For the team at the University of Oxford, their Covid-19 vaccination has now gone to the trial phase with more than 800 volunteers signing up for their place in scientific history.

Moving to this stage so quickly is virtually unprecedented and special funding has been provided by the government to support the vaccine's progress.

Money, money, money

£47 million has already been given by the government to research teams at Oxford and another vaccine team based at Imperial College, with a further £84 million announced to help accelerate their work. Money at this level is not something that academic projects would typically receive for a vaccine that has only just been created, as Dr Elias explains.

“Depending upon the need for the vaccine, you can sometimes fast-forward the process as we have now done, but to do this you need two things; a vaccine that regulators are happy will be safe and funding, and thankfully we have both.

“There are traditionally two routes for making a vaccine, academia and industry. Academia relies on competitive grant money. Production rates are generally lower but we have a little more freedom to work on more difficult, time-consuming vaccines.

”Industry has a much bigger budget so works on a much bigger scale and can manufacture much more and much quicker than academia, but as a business, they need to make a product that at the very least covers the cost of development.”

The University of Oxford have teamed up with local companies to manufacture the vaccine, if trials prove successful, as well as pharmaceutical giant Astrazeneca to scale up mass production.

Blood samples from the first volunteer for the University of Oxford Covid-19 vaccine trials

But while the finances have opened doors and created opportunities that might not have been there without it, the whole process is underpinned by the science.

“The science is there to suggest this vaccine has a good chance of working, but there are obviously no guarantees. Everyone from the scientists involved to the government and industry partners know this and are willing to take the calculated risk.”

While the scientists at the University of Oxford and other research facilities are optimistic that their work will prove successful, there are no guarantees that an effective or fully-effective vaccine for Covid-19 will ever be found.

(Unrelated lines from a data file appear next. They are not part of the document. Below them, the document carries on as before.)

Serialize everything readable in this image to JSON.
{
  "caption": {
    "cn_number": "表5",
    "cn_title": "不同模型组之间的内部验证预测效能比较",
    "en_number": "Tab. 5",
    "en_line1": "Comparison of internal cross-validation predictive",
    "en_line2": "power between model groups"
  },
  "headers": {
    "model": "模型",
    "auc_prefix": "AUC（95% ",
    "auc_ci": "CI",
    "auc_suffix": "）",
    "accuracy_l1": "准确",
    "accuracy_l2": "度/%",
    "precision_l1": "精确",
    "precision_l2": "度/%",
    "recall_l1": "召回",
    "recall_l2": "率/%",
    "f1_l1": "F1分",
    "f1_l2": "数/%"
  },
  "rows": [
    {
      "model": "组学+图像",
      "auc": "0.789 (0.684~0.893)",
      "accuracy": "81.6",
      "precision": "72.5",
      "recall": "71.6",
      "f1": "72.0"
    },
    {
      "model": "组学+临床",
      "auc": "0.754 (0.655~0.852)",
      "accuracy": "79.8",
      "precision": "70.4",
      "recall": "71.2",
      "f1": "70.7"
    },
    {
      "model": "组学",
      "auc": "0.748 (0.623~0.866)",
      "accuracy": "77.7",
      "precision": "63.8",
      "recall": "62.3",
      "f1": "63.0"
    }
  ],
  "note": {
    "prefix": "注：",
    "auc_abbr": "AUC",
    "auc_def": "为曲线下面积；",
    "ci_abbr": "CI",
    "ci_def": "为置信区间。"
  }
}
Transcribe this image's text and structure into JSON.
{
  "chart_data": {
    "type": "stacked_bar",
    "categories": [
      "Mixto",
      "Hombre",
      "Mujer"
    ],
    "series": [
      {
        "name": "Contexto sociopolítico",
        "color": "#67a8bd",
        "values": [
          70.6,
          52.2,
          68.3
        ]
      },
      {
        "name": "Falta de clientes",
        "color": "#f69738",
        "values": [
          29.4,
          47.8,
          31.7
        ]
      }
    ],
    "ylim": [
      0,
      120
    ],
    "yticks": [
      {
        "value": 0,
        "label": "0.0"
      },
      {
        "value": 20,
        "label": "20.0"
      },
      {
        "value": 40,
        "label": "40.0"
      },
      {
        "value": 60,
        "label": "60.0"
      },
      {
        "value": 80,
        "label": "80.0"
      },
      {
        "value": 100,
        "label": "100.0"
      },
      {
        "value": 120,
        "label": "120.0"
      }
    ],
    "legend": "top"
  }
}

But if they are able to produce one, and to do so within the next 18 months, it will likely break records and potentially be considered one of the most remarkable pieces of scientific work in history.

For those of us who miss our friends, family and normal day-to-day lives, it might seem like a long wait but the work of Dr Elias, his colleagues and counterparts on other projects around the world continues to make this vaccine their ultimate priority.

“We are just one part of a global effort to develop vaccines against Covid-19. It’s a race against the virus not against our fellow scientists.

“As we’ve said, the earliest we could have a number of doses might be September and obviously there’s a lot of things that could happen in that time.

“This is however a small drop in the ocean. We need vaccines for the world. To achieve this we need a global effort and not just one but several successful vaccines available.

“Then and only then can we consider the global vaccine effort as one of the greatest scientific achievements of all time.”